Doctoral candidate Kristi Peterson received two departmental travel grants in 2015 which allowed her to conduct international research into her dissertation topic. The Penelope Mason Travel Grant ad the Friends of Art History Dissertation Research Award provided Peterson with the funding to travel to archives, museums, and sacred sites of Mexico in her ongoing exploration of Aztec sacred images. The grants also allowed Peterson to pursue in-depth research at the archives, libraries, and collections in New York and Washington, D. C., including extended research at the Library of Congress.

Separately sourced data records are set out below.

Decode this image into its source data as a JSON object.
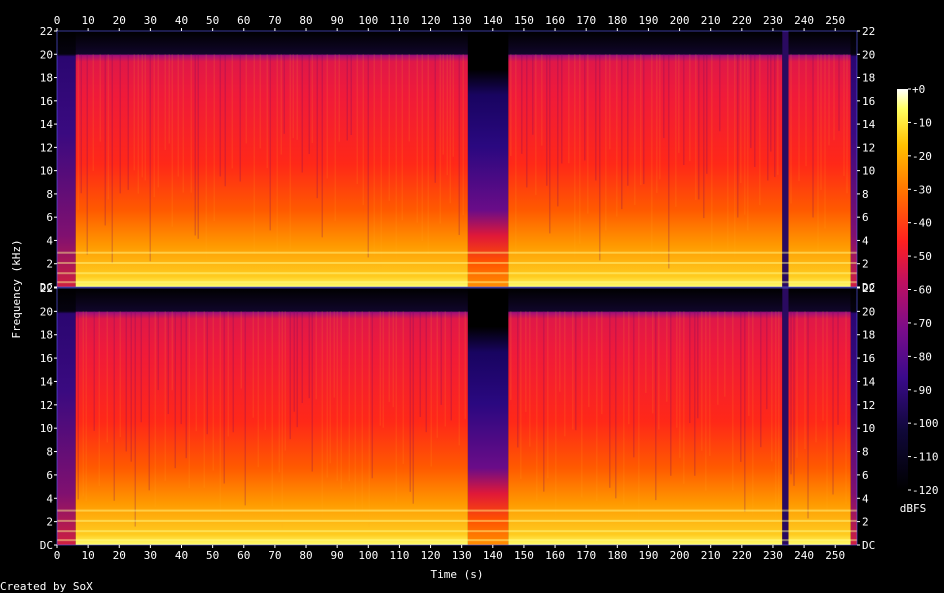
{
  "chart_data": {
    "type": "heatmap",
    "title": "",
    "xlabel": "Time (s)",
    "ylabel": "Frequency (kHz)",
    "xlim": [
      0,
      257
    ],
    "ylim": [
      0,
      22
    ],
    "x_ticks": [
      "0",
      "10",
      "20",
      "30",
      "40",
      "50",
      "60",
      "70",
      "80",
      "90",
      "100",
      "110",
      "120",
      "130",
      "140",
      "150",
      "160",
      "170",
      "180",
      "190",
      "200",
      "210",
      "220",
      "230",
      "240",
      "250"
    ],
    "x_tick_values": [
      0,
      10,
      20,
      30,
      40,
      50,
      60,
      70,
      80,
      90,
      100,
      110,
      120,
      130,
      140,
      150,
      160,
      170,
      180,
      190,
      200,
      210,
      220,
      230,
      240,
      250
    ],
    "y_ticks": [
      "DC",
      "2",
      "4",
      "6",
      "8",
      "10",
      "12",
      "14",
      "16",
      "18",
      "20",
      "22"
    ],
    "y_tick_values": [
      0,
      2,
      4,
      6,
      8,
      10,
      12,
      14,
      16,
      18,
      20,
      22
    ],
    "channels": 2,
    "colorbar": {
      "label": "dBFS",
      "ticks": [
        "+0",
        "-10",
        "-20",
        "-30",
        "-40",
        "-50",
        "-60",
        "-70",
        "-80",
        "-90",
        "-100",
        "-110",
        "-120"
      ],
      "tick_values": [
        0,
        -10,
        -20,
        -30,
        -40,
        -50,
        -60,
        -70,
        -80,
        -90,
        -100,
        -110,
        -120
      ],
      "range": [
        -120,
        0
      ]
    },
    "content_cutoff_khz": 20,
    "segments": [
      {
        "start": 0,
        "end": 6,
        "level": "quiet"
      },
      {
        "start": 6,
        "end": 132,
        "level": "loud"
      },
      {
        "start": 132,
        "end": 145,
        "level": "low-pass"
      },
      {
        "start": 145,
        "end": 233,
        "level": "loud"
      },
      {
        "start": 233,
        "end": 235,
        "level": "gap"
      },
      {
        "start": 235,
        "end": 255,
        "level": "loud"
      },
      {
        "start": 255,
        "end": 257,
        "level": "quiet"
      }
    ]
  },
  "footer": {
    "credit": "Created by SoX"
  }
}
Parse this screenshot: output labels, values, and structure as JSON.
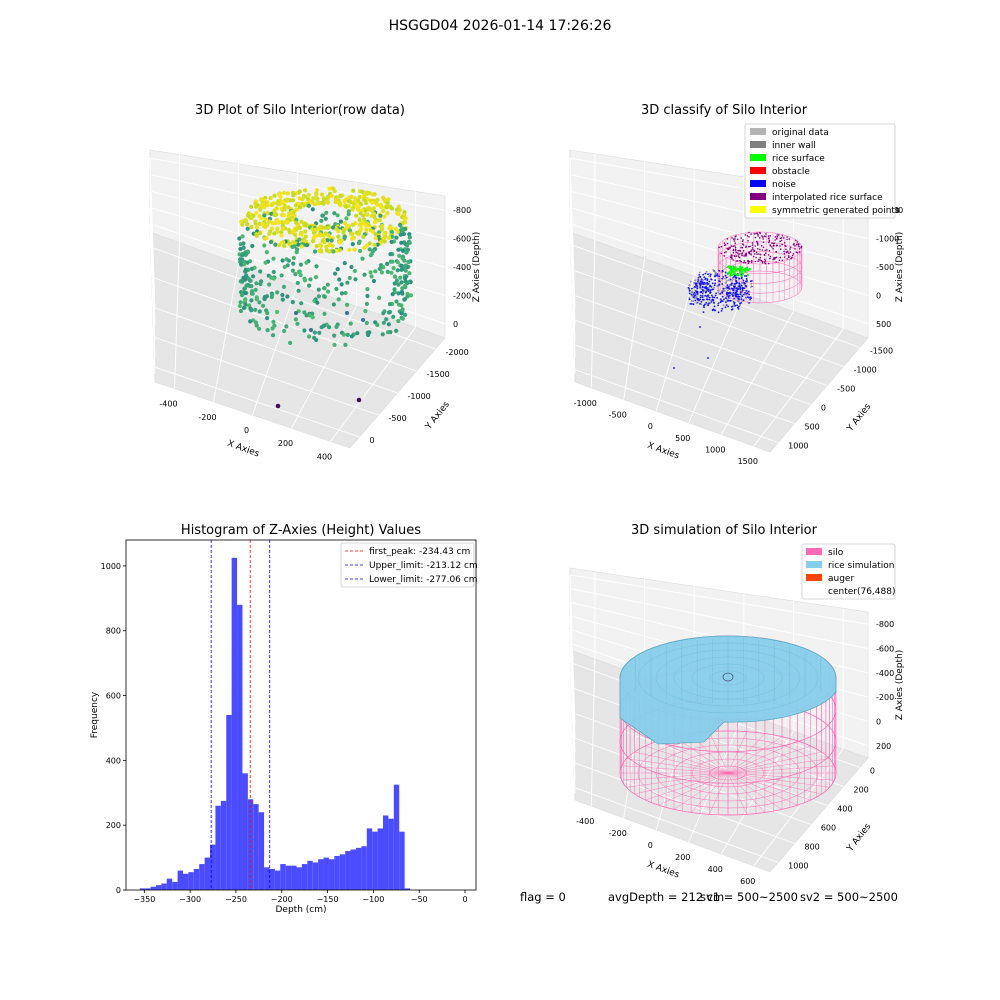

Peterson presented her research in April at the annual meeting of the Society for American Archaeology, where she also chaired the session in which she took part. Peterson investigates the sculpture and manuscripts of the Aztec Empire pre-Spanish contact, and discusses their cultural agency in her papers and dissertation. That is, she argues that these objects were not only the documentation of Pre-Columbian Aztec cultural identity, but also the agents of that identity, helping to shape the narrative of which they were a part. Peterson further investigates how the Aztec Empire collected the sacred images of the cities they conquered as well as how they used these objects in the space of their own city. Peterson’s dissertation, “Consumption and Construction: Devotional Images and the Place of Empire in Postclassic Mexico, 1325-1521,” is currently in progress under the direction of Prof. Michael Carrasco.
Kristi Peterson at the Pyramid of the Niches at the site of El Tajín (in the state of Veracruz, Mexico).